In a bad economy, bankruptcy is an unfortunate byproduct for many Americans. Filing for bankruptcy can give you a fresh start. Unfortunately your credit has basically gone down the tubes after bankruptcy. But on the bright side all your debt has gone away. Find out what happens after bankruptcy.
Here is what you can realistically expect after you file for bankruptcy:
Filing for bankruptcy will have a negative effect on your credit score and will remain on
your credit report for up to 10 years. After bankruptcy you won’t be able to qualify for most conventional mortgages, car loans, and credit cards. Bankruptcy will not provide you with a quick fix for helping you get a new loan, but it can help you achieve good credit within a relatively short period of time. Rebuilding financial stability after bankruptcy can begin in as little as six months. Bankruptcy will clear your debts but will not clear your credit history. Between 7-10 years after filing, bankruptcies may be erased from the filer’s credit report.
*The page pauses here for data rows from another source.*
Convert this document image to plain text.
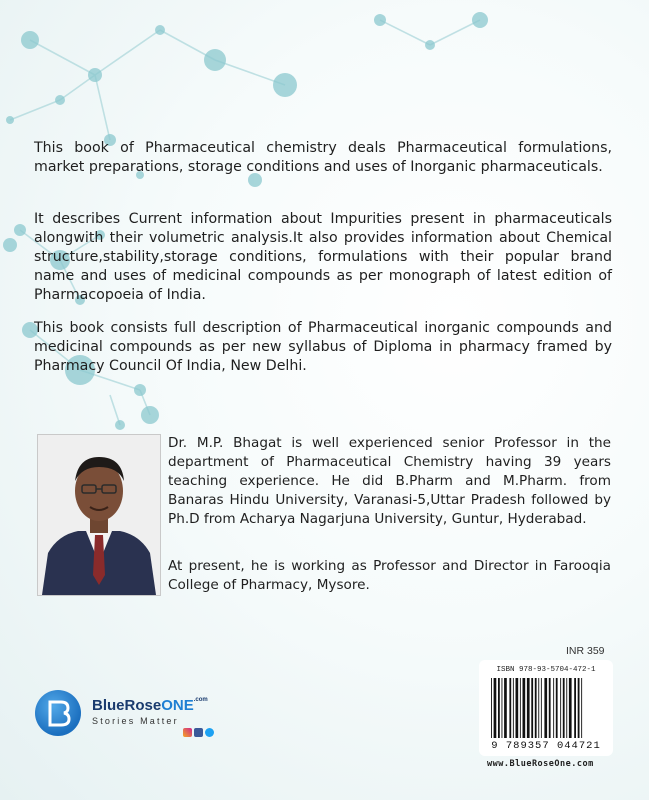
This book of Pharmaceutical chemistry deals Pharmaceutical formulations, market preparations, storage conditions and uses of Inorganic pharmaceuticals.
It describes Current information about Impurities present in pharmaceuticals alongwith their volumetric analysis.It also provides information about Chemical structure,stability,storage conditions, formulations with their popular brand name and uses of medicinal compounds as per monograph of latest edition of Pharmacopoeia of India.
This book consists full description of Pharmaceutical inorganic compounds and medicinal compounds as per new syllabus of Diploma in pharmacy framed by Pharmacy Council Of India, New Delhi.
Dr. M.P. Bhagat is well experienced senior Professor in the department of Pharmaceutical Chemistry having 39 years teaching experience. He did B.Pharm and M.Pharm. from Banaras Hindu University, Varanasi-5,Uttar Pradesh followed by Ph.D from Acharya Nagarjuna University, Guntur, Hyderabad.
At present, he is working as Professor and Director in Farooqia College of Pharmacy, Mysore.
INR 359
ISBN 978-93-5704-472-1
9 789357 044721
www.BlueRoseOne.com
BlueRoseONE$^{.com}$
Stories Matter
Once your credit score is on the rise you can begin to qualify for loans. You can use small loans paid on time to slowly regain credit during the sensitive rebuilding process. Make sure that you are making all of your payments on time!
Filing for bankruptcy makes an impact on a filer’s life for years after debts have been repaid or discharged, but the freedom bankruptcy gives to those burdened by debt can make the process worthwhile.